Multi-Valued Logic Modeling to Visualize Conceptual Uncertainty in a Mixed Carbonate-Siliciclastic System


PARCELL, William C., Department of Geology, Wichita State University, 1845 Fairmount Ave, Campus Box 27, Wichita, KS 67260, william.parcell@wichita.edu

A computer model developed on the principles of multi-valued logic simulates the depositional processes of a mixed carbonate and siliciclastic system. This modeling approach is advantageous for simulating complex mixed sedimentary processes. Through the use of "degrees of truth," the model denotes the extent to which various propositions are justified based on predefined first principles, thereby allowing examination of conceptual uncertainty in the geologic model.
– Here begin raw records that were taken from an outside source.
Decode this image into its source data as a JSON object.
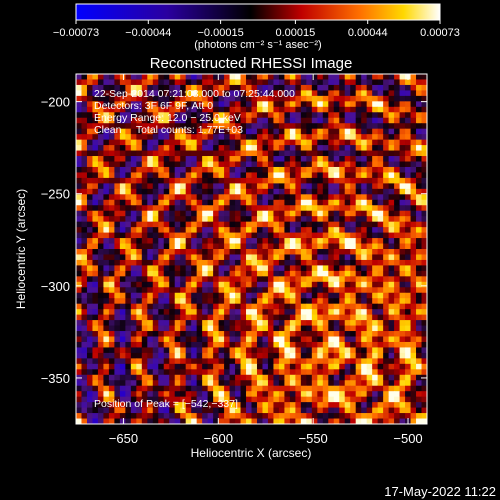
{
  "chart_data": {
    "type": "heatmap",
    "title": "Reconstructed RHESSI Image",
    "xlabel": "Heliocentric X (arcsec)",
    "ylabel": "Heliocentric Y (arcsec)",
    "xlim": [
      -675,
      -490
    ],
    "ylim": [
      -375,
      -185
    ],
    "xticks": [
      {
        "value": -650,
        "label": "−650"
      },
      {
        "value": -600,
        "label": "−600"
      },
      {
        "value": -550,
        "label": "−550"
      },
      {
        "value": -500,
        "label": "−500"
      }
    ],
    "yticks": [
      {
        "value": -200,
        "label": "−200"
      },
      {
        "value": -250,
        "label": "−250"
      },
      {
        "value": -300,
        "label": "−300"
      },
      {
        "value": -350,
        "label": "−350"
      }
    ],
    "colorbar": {
      "range": [
        -0.00073,
        0.00073
      ],
      "ticks": [
        {
          "value": -0.00073,
          "label": "−0.00073"
        },
        {
          "value": -0.00044,
          "label": "−0.00044"
        },
        {
          "value": -0.00015,
          "label": "−0.00015"
        },
        {
          "value": 0.00015,
          "label": "0.00015"
        },
        {
          "value": 0.00044,
          "label": "0.00044"
        },
        {
          "value": 0.00073,
          "label": "0.00073"
        }
      ],
      "unit_label": "(photons cm⁻² s⁻¹ asec⁻²)",
      "colormap": "blue-black-red-yellow-white"
    },
    "annotations": [
      "22-Sep-2014 07:21:08.000 to 07:25:44.000",
      "Detectors: 3F 6F 9F, Att 0",
      "Energy Range: 12.0 − 25.0 keV",
      "Clean     Total counts: 1.77E+03"
    ],
    "peak_label": "Position of Peak = [−542,−337]",
    "peak": {
      "x": -542,
      "y": -337
    }
  },
  "footer": {
    "timestamp": "17-May-2022 11:22"
  }
}
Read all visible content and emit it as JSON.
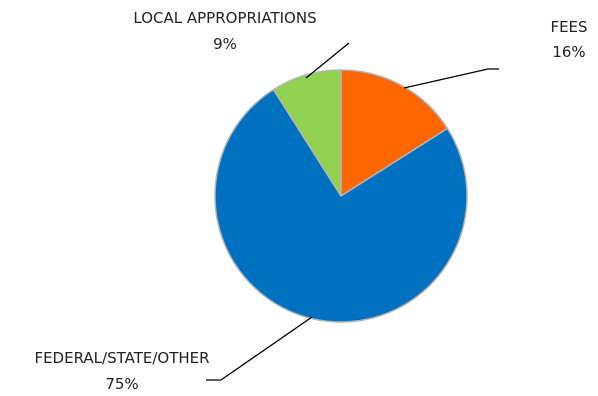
{
  "chart_data": {
    "type": "pie",
    "slices": [
      {
        "name": "FEES",
        "value": 16,
        "label": "16%",
        "color": "#ff6600"
      },
      {
        "name": "FEDERAL/STATE/OTHER",
        "value": 75,
        "label": "75%",
        "color": "#0070c0"
      },
      {
        "name": "LOCAL APPROPRIATIONS",
        "value": 9,
        "label": "9%",
        "color": "#92d050"
      }
    ],
    "start_angle_deg": 0,
    "direction": "clockwise",
    "slice_border_color": "#b4b4b4",
    "leader_line_color": "#000000"
  }
}
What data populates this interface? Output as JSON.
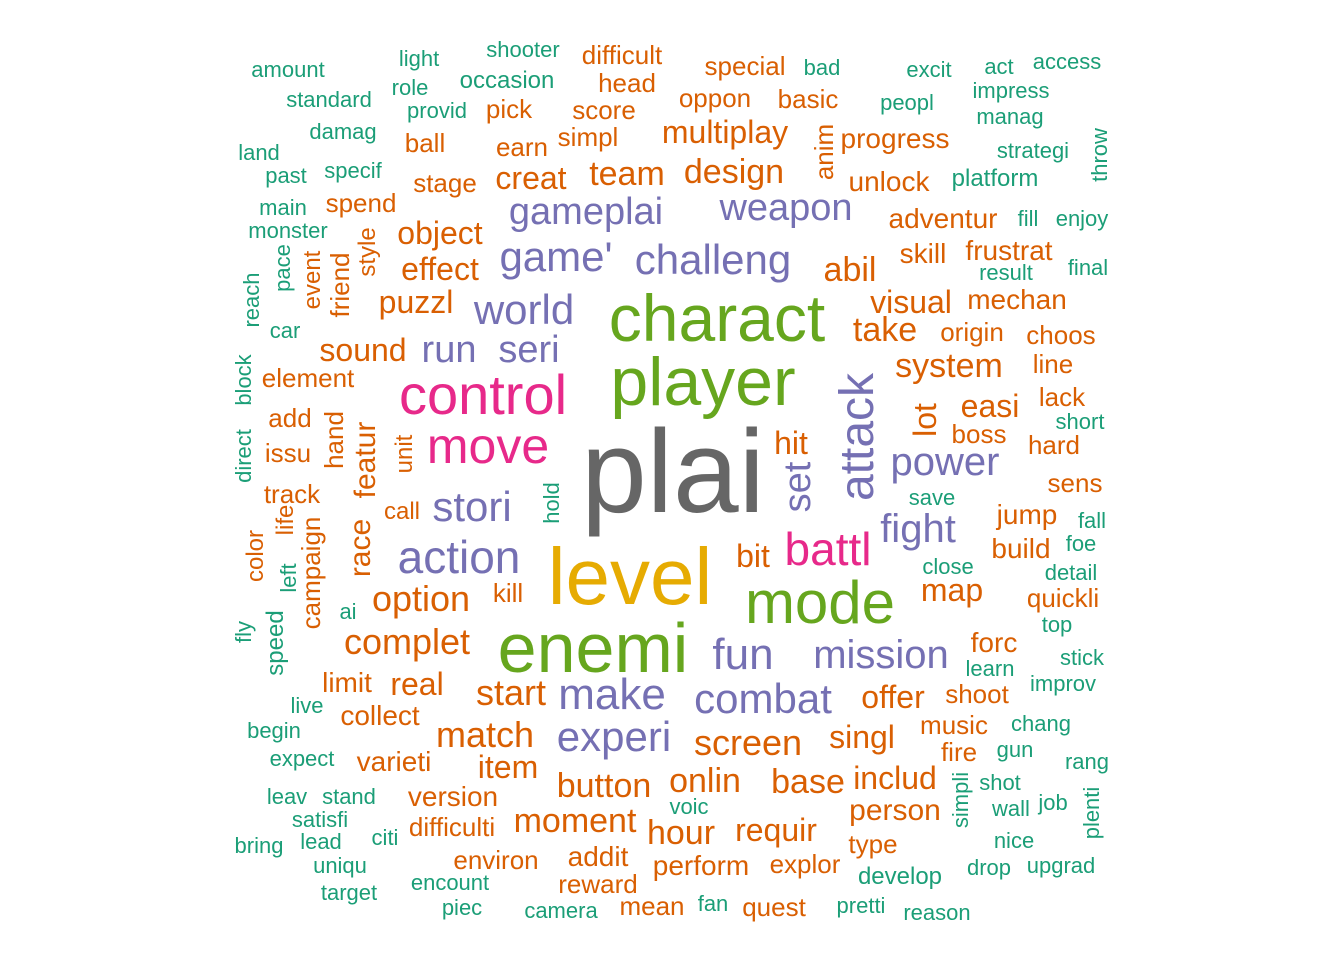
{
  "palette": {
    "green": "#1B9E77",
    "orange": "#D95F02",
    "purple": "#7570B3",
    "pink": "#E7298A",
    "lime": "#66A61E",
    "gold": "#E6AB02",
    "gray": "#666666"
  },
  "words": [
    {
      "text": "plai",
      "color": "gray"
    },
    {
      "text": "level",
      "color": "gold"
    },
    {
      "text": "enemi",
      "color": "lime"
    },
    {
      "text": "player",
      "color": "lime"
    },
    {
      "text": "charact",
      "color": "lime"
    },
    {
      "text": "mode",
      "color": "lime"
    },
    {
      "text": "control",
      "color": "pink"
    },
    {
      "text": "battl",
      "color": "pink"
    },
    {
      "text": "move",
      "color": "pink"
    },
    {
      "text": "attack",
      "color": "purple"
    },
    {
      "text": "action",
      "color": "purple"
    },
    {
      "text": "make",
      "color": "purple"
    },
    {
      "text": "fun",
      "color": "purple"
    },
    {
      "text": "experi",
      "color": "purple"
    },
    {
      "text": "combat",
      "color": "purple"
    },
    {
      "text": "stori",
      "color": "purple"
    },
    {
      "text": "world",
      "color": "purple"
    },
    {
      "text": "challeng",
      "color": "purple"
    },
    {
      "text": "game'",
      "color": "purple"
    },
    {
      "text": "mission",
      "color": "purple"
    },
    {
      "text": "power",
      "color": "purple"
    },
    {
      "text": "fight",
      "color": "purple"
    },
    {
      "text": "gameplai",
      "color": "purple"
    },
    {
      "text": "weapon",
      "color": "purple"
    },
    {
      "text": "seri",
      "color": "purple"
    },
    {
      "text": "run",
      "color": "purple"
    },
    {
      "text": "set",
      "color": "purple"
    },
    {
      "text": "design",
      "color": "orange"
    },
    {
      "text": "team",
      "color": "orange"
    },
    {
      "text": "multiplay",
      "color": "orange"
    },
    {
      "text": "creat",
      "color": "orange"
    },
    {
      "text": "object",
      "color": "orange"
    },
    {
      "text": "effect",
      "color": "orange"
    },
    {
      "text": "puzzl",
      "color": "orange"
    },
    {
      "text": "sound",
      "color": "orange"
    },
    {
      "text": "featur",
      "color": "orange"
    },
    {
      "text": "race",
      "color": "orange"
    },
    {
      "text": "hand",
      "color": "orange"
    },
    {
      "text": "option",
      "color": "orange"
    },
    {
      "text": "complet",
      "color": "orange"
    },
    {
      "text": "match",
      "color": "orange"
    },
    {
      "text": "start",
      "color": "orange"
    },
    {
      "text": "screen",
      "color": "orange"
    },
    {
      "text": "button",
      "color": "orange"
    },
    {
      "text": "moment",
      "color": "orange"
    },
    {
      "text": "onlin",
      "color": "orange"
    },
    {
      "text": "hour",
      "color": "orange"
    },
    {
      "text": "base",
      "color": "orange"
    },
    {
      "text": "requir",
      "color": "orange"
    },
    {
      "text": "singl",
      "color": "orange"
    },
    {
      "text": "offer",
      "color": "orange"
    },
    {
      "text": "item",
      "color": "orange"
    },
    {
      "text": "real",
      "color": "orange"
    },
    {
      "text": "system",
      "color": "orange"
    },
    {
      "text": "abil",
      "color": "orange"
    },
    {
      "text": "take",
      "color": "orange"
    },
    {
      "text": "visual",
      "color": "orange"
    },
    {
      "text": "lot",
      "color": "orange"
    },
    {
      "text": "easi",
      "color": "orange"
    },
    {
      "text": "hit",
      "color": "orange"
    },
    {
      "text": "bit",
      "color": "orange"
    },
    {
      "text": "map",
      "color": "orange"
    },
    {
      "text": "anim",
      "color": "orange"
    },
    {
      "text": "includ",
      "color": "orange"
    },
    {
      "text": "person",
      "color": "orange"
    },
    {
      "text": "version",
      "color": "orange"
    },
    {
      "text": "varieti",
      "color": "orange"
    },
    {
      "text": "collect",
      "color": "orange"
    },
    {
      "text": "limit",
      "color": "orange"
    },
    {
      "text": "addit",
      "color": "orange"
    },
    {
      "text": "perform",
      "color": "orange"
    },
    {
      "text": "explor",
      "color": "orange"
    },
    {
      "text": "difficulti",
      "color": "orange"
    },
    {
      "text": "environ",
      "color": "orange"
    },
    {
      "text": "reward",
      "color": "orange"
    },
    {
      "text": "mean",
      "color": "orange"
    },
    {
      "text": "quest",
      "color": "orange"
    },
    {
      "text": "kill",
      "color": "orange"
    },
    {
      "text": "music",
      "color": "orange"
    },
    {
      "text": "fire",
      "color": "orange"
    },
    {
      "text": "shoot",
      "color": "orange"
    },
    {
      "text": "forc",
      "color": "orange"
    },
    {
      "text": "build",
      "color": "orange"
    },
    {
      "text": "jump",
      "color": "orange"
    },
    {
      "text": "boss",
      "color": "orange"
    },
    {
      "text": "sens",
      "color": "orange"
    },
    {
      "text": "quickli",
      "color": "orange"
    },
    {
      "text": "mechan",
      "color": "orange"
    },
    {
      "text": "origin",
      "color": "orange"
    },
    {
      "text": "choos",
      "color": "orange"
    },
    {
      "text": "line",
      "color": "orange"
    },
    {
      "text": "lack",
      "color": "orange"
    },
    {
      "text": "hard",
      "color": "orange"
    },
    {
      "text": "skill",
      "color": "orange"
    },
    {
      "text": "frustrat",
      "color": "orange"
    },
    {
      "text": "adventur",
      "color": "orange"
    },
    {
      "text": "unlock",
      "color": "orange"
    },
    {
      "text": "progress",
      "color": "orange"
    },
    {
      "text": "basic",
      "color": "orange"
    },
    {
      "text": "oppon",
      "color": "orange"
    },
    {
      "text": "special",
      "color": "orange"
    },
    {
      "text": "difficult",
      "color": "orange"
    },
    {
      "text": "head",
      "color": "orange"
    },
    {
      "text": "score",
      "color": "orange"
    },
    {
      "text": "pick",
      "color": "orange"
    },
    {
      "text": "earn",
      "color": "orange"
    },
    {
      "text": "simpl",
      "color": "orange"
    },
    {
      "text": "ball",
      "color": "orange"
    },
    {
      "text": "stage",
      "color": "orange"
    },
    {
      "text": "spend",
      "color": "orange"
    },
    {
      "text": "style",
      "color": "orange"
    },
    {
      "text": "friend",
      "color": "orange"
    },
    {
      "text": "event",
      "color": "orange"
    },
    {
      "text": "element",
      "color": "orange"
    },
    {
      "text": "add",
      "color": "orange"
    },
    {
      "text": "issu",
      "color": "orange"
    },
    {
      "text": "unit",
      "color": "orange"
    },
    {
      "text": "call",
      "color": "orange"
    },
    {
      "text": "track",
      "color": "orange"
    },
    {
      "text": "life",
      "color": "orange"
    },
    {
      "text": "campaign",
      "color": "orange"
    },
    {
      "text": "color",
      "color": "orange"
    },
    {
      "text": "type",
      "color": "orange"
    },
    {
      "text": "amount",
      "color": "green"
    },
    {
      "text": "light",
      "color": "green"
    },
    {
      "text": "shooter",
      "color": "green"
    },
    {
      "text": "role",
      "color": "green"
    },
    {
      "text": "occasion",
      "color": "green"
    },
    {
      "text": "standard",
      "color": "green"
    },
    {
      "text": "provid",
      "color": "green"
    },
    {
      "text": "damag",
      "color": "green"
    },
    {
      "text": "land",
      "color": "green"
    },
    {
      "text": "past",
      "color": "green"
    },
    {
      "text": "specif",
      "color": "green"
    },
    {
      "text": "main",
      "color": "green"
    },
    {
      "text": "monster",
      "color": "green"
    },
    {
      "text": "pace",
      "color": "green"
    },
    {
      "text": "reach",
      "color": "green"
    },
    {
      "text": "car",
      "color": "green"
    },
    {
      "text": "block",
      "color": "green"
    },
    {
      "text": "direct",
      "color": "green"
    },
    {
      "text": "hold",
      "color": "green"
    },
    {
      "text": "left",
      "color": "green"
    },
    {
      "text": "ai",
      "color": "green"
    },
    {
      "text": "fly",
      "color": "green"
    },
    {
      "text": "speed",
      "color": "green"
    },
    {
      "text": "live",
      "color": "green"
    },
    {
      "text": "begin",
      "color": "green"
    },
    {
      "text": "expect",
      "color": "green"
    },
    {
      "text": "leav",
      "color": "green"
    },
    {
      "text": "stand",
      "color": "green"
    },
    {
      "text": "satisfi",
      "color": "green"
    },
    {
      "text": "bring",
      "color": "green"
    },
    {
      "text": "lead",
      "color": "green"
    },
    {
      "text": "citi",
      "color": "green"
    },
    {
      "text": "uniqu",
      "color": "green"
    },
    {
      "text": "target",
      "color": "green"
    },
    {
      "text": "encount",
      "color": "green"
    },
    {
      "text": "piec",
      "color": "green"
    },
    {
      "text": "camera",
      "color": "green"
    },
    {
      "text": "fan",
      "color": "green"
    },
    {
      "text": "pretti",
      "color": "green"
    },
    {
      "text": "reason",
      "color": "green"
    },
    {
      "text": "develop",
      "color": "green"
    },
    {
      "text": "voic",
      "color": "green"
    },
    {
      "text": "simpli",
      "color": "green"
    },
    {
      "text": "shot",
      "color": "green"
    },
    {
      "text": "wall",
      "color": "green"
    },
    {
      "text": "job",
      "color": "green"
    },
    {
      "text": "nice",
      "color": "green"
    },
    {
      "text": "drop",
      "color": "green"
    },
    {
      "text": "upgrad",
      "color": "green"
    },
    {
      "text": "plenti",
      "color": "green"
    },
    {
      "text": "rang",
      "color": "green"
    },
    {
      "text": "gun",
      "color": "green"
    },
    {
      "text": "chang",
      "color": "green"
    },
    {
      "text": "improv",
      "color": "green"
    },
    {
      "text": "learn",
      "color": "green"
    },
    {
      "text": "stick",
      "color": "green"
    },
    {
      "text": "top",
      "color": "green"
    },
    {
      "text": "detail",
      "color": "green"
    },
    {
      "text": "foe",
      "color": "green"
    },
    {
      "text": "fall",
      "color": "green"
    },
    {
      "text": "close",
      "color": "green"
    },
    {
      "text": "save",
      "color": "green"
    },
    {
      "text": "short",
      "color": "green"
    },
    {
      "text": "result",
      "color": "green"
    },
    {
      "text": "final",
      "color": "green"
    },
    {
      "text": "fill",
      "color": "green"
    },
    {
      "text": "enjoy",
      "color": "green"
    },
    {
      "text": "platform",
      "color": "green"
    },
    {
      "text": "strategi",
      "color": "green"
    },
    {
      "text": "throw",
      "color": "green"
    },
    {
      "text": "manag",
      "color": "green"
    },
    {
      "text": "impress",
      "color": "green"
    },
    {
      "text": "peopl",
      "color": "green"
    },
    {
      "text": "excit",
      "color": "green"
    },
    {
      "text": "act",
      "color": "green"
    },
    {
      "text": "access",
      "color": "green"
    },
    {
      "text": "bad",
      "color": "green"
    }
  ]
}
The model simulates the deposition of terrestrial to subtidal environments by integrating local, regional and global variables including sea-level change, climate, latitude, seafloor topography, water energy, water depth, and erosional patterns.

Previous studies of the Middle Jurassic Ellis Group of Wyoming and Montana have ascribed its stratal geometries and depositional facies to the influence of tectonic movement, sea-level change, and incipient topography. Modeling indicates that the Ellis Group was deposited during two transgressive-regressive segments. Transgressive episodes were dominated by carbonate and evaporite deposition related to changing ocean chemistry and increasing accommodation space. Regressive periods are distinguished by progradational supratidal redbeds. Modeling confirms that the depositional cycles in the lower Ellis Group developed due the interplay between sea-level change and tectonic subsidence related to the evolution of a retro-arc foreland basin. Modeling strongly supports the interpretation that localized syndepositional tectonic movements complicated depositional and erosional patterns.